I expected the numbers to fall heavily along racial and partisan lines, and they do. For example, 49 percent of conservatives consider most blacks to be racist compared to only 21 percent of liberals. Considering how many of today’s conservatives tend to hear any racial grievance as “playing the race card,” I’m not surprised.
What defies the usual stereotypes is the sizable minority of blacks, 31 percent, who agreed with the 38 percent of whites in the poll who think that most blacks are racist. That’s higher than the 24 percent of blacks (and 10 percent of whites) who think that most whites are racist.
That stereotype-shattering result might suggest that we black folks have some work to do in cleaning up our own prejudices. Understood. But what? The poll offers not a clue.
For starters, it doesn’t define “racist,” even though there is hardly a more abused, misused and overused word in the English language than the R-word.
Two major misunderstandings make a mess of today’s race debates. One, our racial attitudes are based on our personal experiences and all of our experiences are very different. Two, everybody carries different definitions in their heads of what racism is.

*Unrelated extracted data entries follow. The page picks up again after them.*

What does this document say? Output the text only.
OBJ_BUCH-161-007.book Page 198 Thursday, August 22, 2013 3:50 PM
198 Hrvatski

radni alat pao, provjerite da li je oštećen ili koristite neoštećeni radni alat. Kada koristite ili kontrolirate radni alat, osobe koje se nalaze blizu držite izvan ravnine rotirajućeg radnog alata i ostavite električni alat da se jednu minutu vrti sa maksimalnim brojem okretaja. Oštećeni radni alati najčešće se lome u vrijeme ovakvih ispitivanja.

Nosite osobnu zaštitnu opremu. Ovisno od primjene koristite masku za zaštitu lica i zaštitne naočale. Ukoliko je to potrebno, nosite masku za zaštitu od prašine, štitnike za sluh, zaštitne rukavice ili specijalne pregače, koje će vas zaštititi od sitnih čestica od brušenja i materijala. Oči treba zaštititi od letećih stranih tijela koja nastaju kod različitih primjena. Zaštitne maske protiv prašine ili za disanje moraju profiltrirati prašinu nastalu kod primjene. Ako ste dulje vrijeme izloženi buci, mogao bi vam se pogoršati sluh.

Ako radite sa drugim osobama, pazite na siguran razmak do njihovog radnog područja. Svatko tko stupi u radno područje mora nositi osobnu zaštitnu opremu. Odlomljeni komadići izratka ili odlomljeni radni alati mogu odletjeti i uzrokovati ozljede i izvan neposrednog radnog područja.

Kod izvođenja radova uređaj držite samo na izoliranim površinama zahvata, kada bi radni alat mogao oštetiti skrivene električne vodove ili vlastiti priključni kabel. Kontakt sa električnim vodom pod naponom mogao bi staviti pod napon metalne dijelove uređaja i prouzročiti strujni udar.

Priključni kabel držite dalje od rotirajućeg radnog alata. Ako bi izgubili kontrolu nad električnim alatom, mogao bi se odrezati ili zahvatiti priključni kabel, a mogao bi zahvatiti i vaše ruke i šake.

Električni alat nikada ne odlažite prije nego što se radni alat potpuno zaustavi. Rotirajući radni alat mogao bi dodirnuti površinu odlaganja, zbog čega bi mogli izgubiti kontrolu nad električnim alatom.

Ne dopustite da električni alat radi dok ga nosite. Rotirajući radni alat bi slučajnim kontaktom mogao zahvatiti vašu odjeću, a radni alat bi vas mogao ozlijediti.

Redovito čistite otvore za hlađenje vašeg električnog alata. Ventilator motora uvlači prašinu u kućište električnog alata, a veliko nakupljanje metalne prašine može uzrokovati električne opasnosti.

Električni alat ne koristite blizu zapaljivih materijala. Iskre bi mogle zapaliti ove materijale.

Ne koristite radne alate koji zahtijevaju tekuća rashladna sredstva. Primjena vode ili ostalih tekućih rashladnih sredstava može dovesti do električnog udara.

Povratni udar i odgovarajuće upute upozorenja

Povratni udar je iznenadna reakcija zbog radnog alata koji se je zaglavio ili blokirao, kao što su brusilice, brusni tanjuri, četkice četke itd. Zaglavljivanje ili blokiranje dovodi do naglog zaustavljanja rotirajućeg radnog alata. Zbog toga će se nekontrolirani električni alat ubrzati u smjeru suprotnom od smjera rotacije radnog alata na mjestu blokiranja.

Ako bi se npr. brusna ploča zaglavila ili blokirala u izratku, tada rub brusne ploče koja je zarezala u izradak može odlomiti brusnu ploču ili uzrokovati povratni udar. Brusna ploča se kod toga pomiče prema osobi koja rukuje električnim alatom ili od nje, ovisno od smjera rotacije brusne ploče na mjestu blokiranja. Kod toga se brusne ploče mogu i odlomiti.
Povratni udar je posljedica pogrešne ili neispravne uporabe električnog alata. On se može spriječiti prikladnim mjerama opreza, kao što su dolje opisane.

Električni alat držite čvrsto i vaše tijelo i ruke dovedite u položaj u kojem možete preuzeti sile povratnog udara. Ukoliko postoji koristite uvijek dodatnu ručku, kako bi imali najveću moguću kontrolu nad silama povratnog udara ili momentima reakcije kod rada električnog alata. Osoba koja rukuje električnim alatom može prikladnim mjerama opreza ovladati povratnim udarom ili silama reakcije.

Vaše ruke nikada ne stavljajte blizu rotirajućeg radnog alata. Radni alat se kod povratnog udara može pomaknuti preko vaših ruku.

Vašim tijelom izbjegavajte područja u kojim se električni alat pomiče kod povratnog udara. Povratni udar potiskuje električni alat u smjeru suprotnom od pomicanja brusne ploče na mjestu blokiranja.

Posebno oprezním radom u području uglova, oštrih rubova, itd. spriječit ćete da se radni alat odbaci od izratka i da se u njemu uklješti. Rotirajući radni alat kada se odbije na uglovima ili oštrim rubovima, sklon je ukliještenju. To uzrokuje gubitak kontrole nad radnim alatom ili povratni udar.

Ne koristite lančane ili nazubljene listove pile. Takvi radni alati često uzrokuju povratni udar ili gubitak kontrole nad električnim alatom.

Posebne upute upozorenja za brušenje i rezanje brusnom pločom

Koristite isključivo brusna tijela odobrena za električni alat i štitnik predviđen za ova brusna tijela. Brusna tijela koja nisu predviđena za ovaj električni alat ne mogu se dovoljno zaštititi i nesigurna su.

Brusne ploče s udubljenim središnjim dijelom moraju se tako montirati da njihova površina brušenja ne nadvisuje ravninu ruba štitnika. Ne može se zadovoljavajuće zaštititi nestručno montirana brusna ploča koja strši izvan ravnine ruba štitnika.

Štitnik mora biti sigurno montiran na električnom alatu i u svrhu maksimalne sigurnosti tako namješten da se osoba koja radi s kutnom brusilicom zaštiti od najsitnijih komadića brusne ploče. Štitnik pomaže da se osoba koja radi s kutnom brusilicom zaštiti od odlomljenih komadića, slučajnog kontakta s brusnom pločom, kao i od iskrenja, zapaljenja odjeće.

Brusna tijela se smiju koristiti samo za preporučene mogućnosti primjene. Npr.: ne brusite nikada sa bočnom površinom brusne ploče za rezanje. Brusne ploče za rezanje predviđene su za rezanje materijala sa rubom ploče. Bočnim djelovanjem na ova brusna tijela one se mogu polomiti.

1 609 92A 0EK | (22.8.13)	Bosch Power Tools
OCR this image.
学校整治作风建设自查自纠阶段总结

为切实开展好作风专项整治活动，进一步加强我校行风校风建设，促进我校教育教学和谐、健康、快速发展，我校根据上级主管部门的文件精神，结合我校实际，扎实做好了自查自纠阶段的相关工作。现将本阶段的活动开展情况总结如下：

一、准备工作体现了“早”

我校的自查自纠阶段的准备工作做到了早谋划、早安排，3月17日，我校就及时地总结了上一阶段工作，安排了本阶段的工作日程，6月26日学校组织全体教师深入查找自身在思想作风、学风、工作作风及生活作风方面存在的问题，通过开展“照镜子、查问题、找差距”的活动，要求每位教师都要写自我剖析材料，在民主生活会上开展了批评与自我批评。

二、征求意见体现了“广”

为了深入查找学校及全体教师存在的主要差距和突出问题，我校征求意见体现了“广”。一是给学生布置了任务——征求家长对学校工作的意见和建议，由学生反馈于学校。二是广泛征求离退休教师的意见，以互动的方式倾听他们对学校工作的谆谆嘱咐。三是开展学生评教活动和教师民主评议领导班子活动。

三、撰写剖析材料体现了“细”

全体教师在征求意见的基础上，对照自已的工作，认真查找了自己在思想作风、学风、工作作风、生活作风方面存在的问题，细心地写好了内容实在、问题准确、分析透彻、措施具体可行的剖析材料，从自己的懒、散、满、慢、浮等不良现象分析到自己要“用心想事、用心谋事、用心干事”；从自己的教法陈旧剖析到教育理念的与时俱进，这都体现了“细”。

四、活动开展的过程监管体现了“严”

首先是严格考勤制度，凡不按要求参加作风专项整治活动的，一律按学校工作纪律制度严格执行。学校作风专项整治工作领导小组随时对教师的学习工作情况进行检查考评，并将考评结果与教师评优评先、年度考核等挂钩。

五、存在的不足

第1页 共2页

Merriam-Webster’s online dictionary lists two definitions. One is “a belief that race is the primary determinant of human traits and capacities and that racial differences produce an inherent superiority of a particular race.” The other is simply “racial prejudice or discrimination.”
But there’s at least one other definition, widely believed among black folks, that touched off an uproar after Spike Lee expressed it in a July 1991 Playboy magazine interview: “Black people can’t be racist, he said. “Racism is an institution.”
Although “black people can be prejudiced,” Lee allowed, we “don’t have the power” to enforce the sweeping institutional racism that perpetuates social, economic and political inequality. Maybe not, I say, but we’re moving up.
Lee’s argument was easier to make before African-Americans gained as much institutional power and influence as some of us are beginning to achieve, all the way up to the White House.
As we aspire to full equality, I believe that we need to hold ourselves as accountable as we hold Paula Deen, Don Imus, Michael “Kramer” Richards and every other racial gaffe maker.
But that’s not always easy. What we say can be quite culturally different from what other people want to hear.
Remember, for example, the blowback last year after President Barack Obama framed the fatal shooting of Trayvon Martin in personal terms by saying, “If I had a son, he’d look like Trayvon.”
“Disgraceful,” fumed Republican presidential hopeful Newt Gingrich. “We should all be horrified no matter what the ethnic background.” Of course. Obviously the president didn’t mean to say otherwise.
But, when even President Obama gets slammed for an innocent tribute after all of his years of diligently playing by the rules of today’s racial etiquette, it is no wonder that so many people think black folks are racist.
Yet, as the poll results hint, it is no secret that the black community has to contend with its own internal racism, too. I recall, for example, how one of my son’s black high school classmates responded when I asked whether he detected any racism in today’s youths. Yes, he said, “The blacks girls get mad when they see you dancing with a white girl.” Ah, yes. Race, like sex, is complicated, children.
Considering today’s tragic shortage of marriageable black males, I can’t help but sympathize with those girls. They didn’t create this world. They’re probably just imitating us, their elders.